What are fair credit score loans and are they really affordable?

A credit score is at the forefront of affordability checks when it comes to qualifying for a loan, from a mortgage to a personal loan. The lower the score, the higher the interest rate will be – no doubt at all. If you can notch it up to 961, according to Experian, you will be able to get the best deals regardless of the type of finances you are applying for.

But after going all out for many months to push your credit score, you let up your efforts as soon as it crosses the range of a bad credit rating. A majority of people, according to Experian, think that their credit score has much improved unless they are charged interest rates.

Contrary to popular belief, credit reference agencies – Experian, Equifax and TransUnion, who have their own models to calculate your credit score – do not decide whether you will get a loan. It is the prerogative of the lender to be influenced by other factors, such as your relationship with that company. However, the data that agencies hold have a major impact on decision-making, especially if you are a new customer.

Your income is good. It will offset the impact

Many borrowers are under the impression that they can convince a lender to sign off on them fair credit score loans by having a strong repaying capacity. Your credit score is the only number that decides interest rates. Other factors, like your income size, determine the size of monthly payments. There is no way you can offset the damaging effects of your lower credit score.

The rule is simple: you will be charged higher interest rates when your credit scores are low, and a fair credit rating is also relatively lower than a good credit score.

How your fair credit score affects your personal loan

Although there are chances to get a better deal with a fair credit score than those with bad credit ratings, the odds are you will have to do a bit more work to get them. Your fair credit score implies that it is a result of missed payments in the past, so having a lender approve lower interest rates is not a cinch.

Most of the lenders do not entertain applications from anyone with lower than a bare minimum of credit score they have set as the eligibility criteria. Some lenders seeking an opportunity to make profits from your less-than-good credit score might give you the nod, but interest rates and fees will be charged very high. However, they will suggest that it is in order to offset the risk involved in lending you money.

Getting a larger loan will not be possible especially when your income is smaller. Further, more often than not the repayment length of these loans will not be long. In most cases the loan will come to an end within two years, which means the higher instalments will be set up.

What should one consider before seeking a loan for fair credit?

First off, burst the bubble of misconception that you can qualify for a loan for fair credit at lower interest rates. Every lender uses their own criteria to determine the risk involved, so interest rates will vary between them. Undoubtedly, it makes sense to do through research. Though not until you put in the application formally can you know the actual interest rates, you can get an idea by comparison-shopping.

These loans are mainly benign when you do not have to borrow a larger sum. Whether you need the sum for planned or unplanned expenses, make sure that your loan payment period is over within six months.
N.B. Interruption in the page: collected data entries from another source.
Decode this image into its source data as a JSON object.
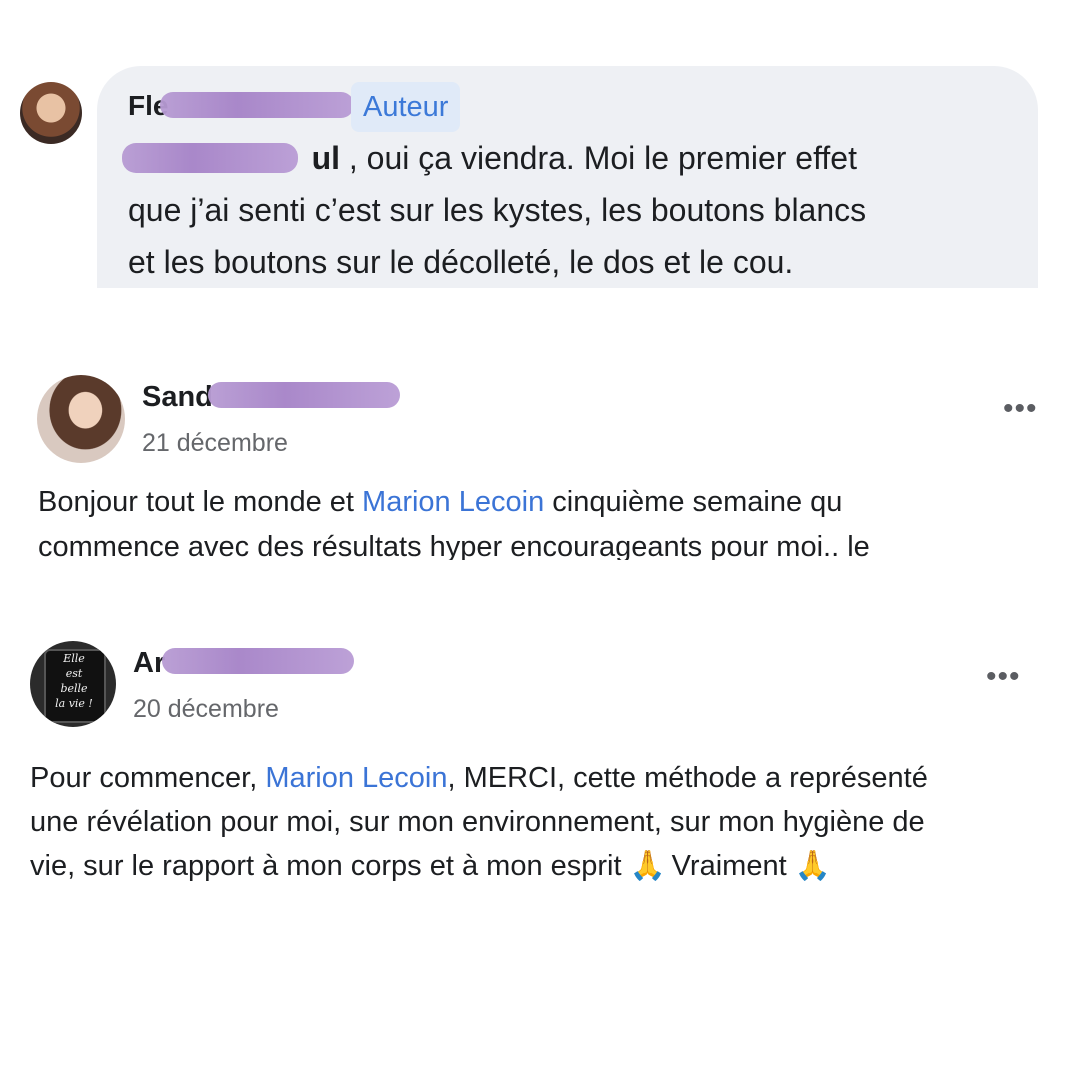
{
  "comment1": {
    "author_visible": "Fle",
    "badge": "Auteur",
    "mention_visible": "ul",
    "lines": [
      " , oui ça viendra. Moi le premier effet",
      "que j’ai senti c’est sur les kystes, les boutons blancs",
      "et les boutons sur le décolleté, le dos et le cou."
    ]
  },
  "post1": {
    "author_visible": "Sand",
    "date": "21 décembre",
    "more": "•••",
    "line1_prefix": "Bonjour tout le monde et ",
    "mention": "Marion Lecoin",
    "line1_suffix": " cinquième semaine qu",
    "line2": "commence avec des résultats hyper encourageants pour moi.. le"
  },
  "post2": {
    "author_visible": "Ar",
    "date": "20 décembre",
    "more": "•••",
    "avatar_text": [
      "Elle",
      "est",
      "belle",
      "la vie !"
    ],
    "line1_prefix": "Pour commencer, ",
    "mention": "Marion Lecoin",
    "line1_suffix": ", MERCI, cette méthode a représenté",
    "line2": "une révélation pour moi, sur mon environnement, sur mon hygiène de",
    "line3_prefix": "vie, sur le rapport à mon corps et à mon esprit ",
    "emoji": "🙏",
    "line3_mid": " Vraiment "
  },
  "colors": {
    "mention": "#3b74d6",
    "bubble": "#eef0f4",
    "badge_bg": "#e0eaf8",
    "redaction": "#a582c7"
  }
}
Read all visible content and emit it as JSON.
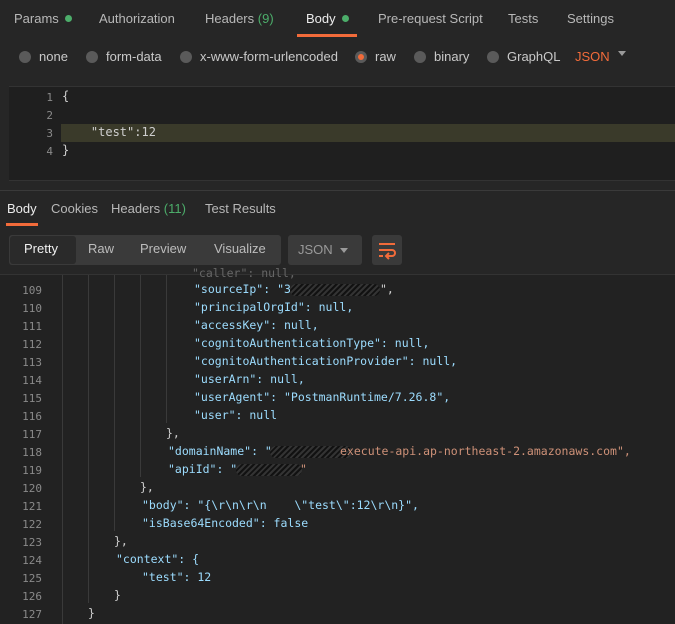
{
  "request_tabs": [
    {
      "label": "Params",
      "dot": true
    },
    {
      "label": "Authorization"
    },
    {
      "label": "Headers",
      "count": "(9)"
    },
    {
      "label": "Body",
      "dot": true,
      "active": true
    },
    {
      "label": "Pre-request Script"
    },
    {
      "label": "Tests"
    },
    {
      "label": "Settings"
    }
  ],
  "body_types": [
    {
      "label": "none"
    },
    {
      "label": "form-data"
    },
    {
      "label": "x-www-form-urlencoded"
    },
    {
      "label": "raw",
      "selected": true
    },
    {
      "label": "binary"
    },
    {
      "label": "GraphQL"
    }
  ],
  "body_format": "JSON",
  "editor": {
    "line_numbers": [
      "1",
      "2",
      "3",
      "4"
    ],
    "lines": [
      "{",
      "",
      "    \"test\":12",
      "}"
    ]
  },
  "response_tabs": [
    {
      "label": "Body",
      "active": true
    },
    {
      "label": "Cookies"
    },
    {
      "label": "Headers",
      "count": "(11)"
    },
    {
      "label": "Test Results"
    }
  ],
  "view_modes": [
    "Pretty",
    "Raw",
    "Preview",
    "Visualize"
  ],
  "response_format": "JSON",
  "response_lines": [
    {
      "n": "109",
      "text": "\"sourceIp\": \"3",
      "tail": "\","
    },
    {
      "n": "110",
      "text": "\"principalOrgId\": null,"
    },
    {
      "n": "111",
      "text": "\"accessKey\": null,"
    },
    {
      "n": "112",
      "text": "\"cognitoAuthenticationType\": null,"
    },
    {
      "n": "113",
      "text": "\"cognitoAuthenticationProvider\": null,"
    },
    {
      "n": "114",
      "text": "\"userArn\": null,"
    },
    {
      "n": "115",
      "text": "\"userAgent\": \"PostmanRuntime/7.26.8\","
    },
    {
      "n": "116",
      "text": "\"user\": null"
    },
    {
      "n": "117",
      "text": "},"
    },
    {
      "n": "118",
      "text": "\"domainName\": \"",
      "tail": "execute-api.ap-northeast-2.amazonaws.com\","
    },
    {
      "n": "119",
      "text": "\"apiId\": \"",
      "tail": "\""
    },
    {
      "n": "120",
      "text": "},"
    },
    {
      "n": "121",
      "text": "\"body\": \"{\\r\\n\\r\\n    \\\"test\\\":12\\r\\n}\","
    },
    {
      "n": "122",
      "text": "\"isBase64Encoded\": false"
    },
    {
      "n": "123",
      "text": "},"
    },
    {
      "n": "124",
      "text": "\"context\": {"
    },
    {
      "n": "125",
      "text": "\"test\": 12"
    },
    {
      "n": "126",
      "text": "}"
    },
    {
      "n": "127",
      "text": "}"
    }
  ],
  "colors": {
    "accent": "#f26b3a",
    "ok": "#4cad6a",
    "bg": "#262626"
  }
}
The smaller sum will likely help you get competitive interest rates.

Factor in your income and a backup plan in case your financial life is turned upside down. As you receive the loan agreement, you should check interest and fees. Suss out how much money it will cost you every month. Does your budget have the room to fit it in on top of your other expenses especially the essentials? If not, you do not need to sign the agreement, and you will be under no obligation.

Avoid loans that are required to be paid off in a lump sum such as payday loans and cash loans. These loans are also part of personal loans and can be very expensive. These loans are typically useful when you come across some emergencies and do not have money to fund them. However, you can consider an alternative like a young person loan that carries competitive interest rates.

Tips to improve your credit score

You will most likely be disqualified from a larger personal loan despite a fair credit score, and if you manage to get the nod, interest rates will be higher. Here are some of the tips to improve your credit score:

  • Make your payments on time. If you use your credit card, make sure that you pay off the balance.
  • If due to any reasons you fail to pay down your instalment, you should still try not to make it 30 days past due because then you can escape credit points pull.
  • If your credit card utilisation ratio is higher, you should always try to bring it down to 25%, even if you pay off the balance on time.
  • Be careful about making inquiries in a short period. Too many hard inquiries can significantly drop your credit points and the impact can be seen for two years.

To wrap up

Fair credit score loans can be expensive because it depends on lenders what they perceive from your overall financial situation. Though your score is not bad, it is still lower than that you need to avail yourself of lower interest rates. You should do the homework to look for the best deal. It is always advisable to improve your credit score if you need large personal loans. Pay your debts on time and spend your money responsibly.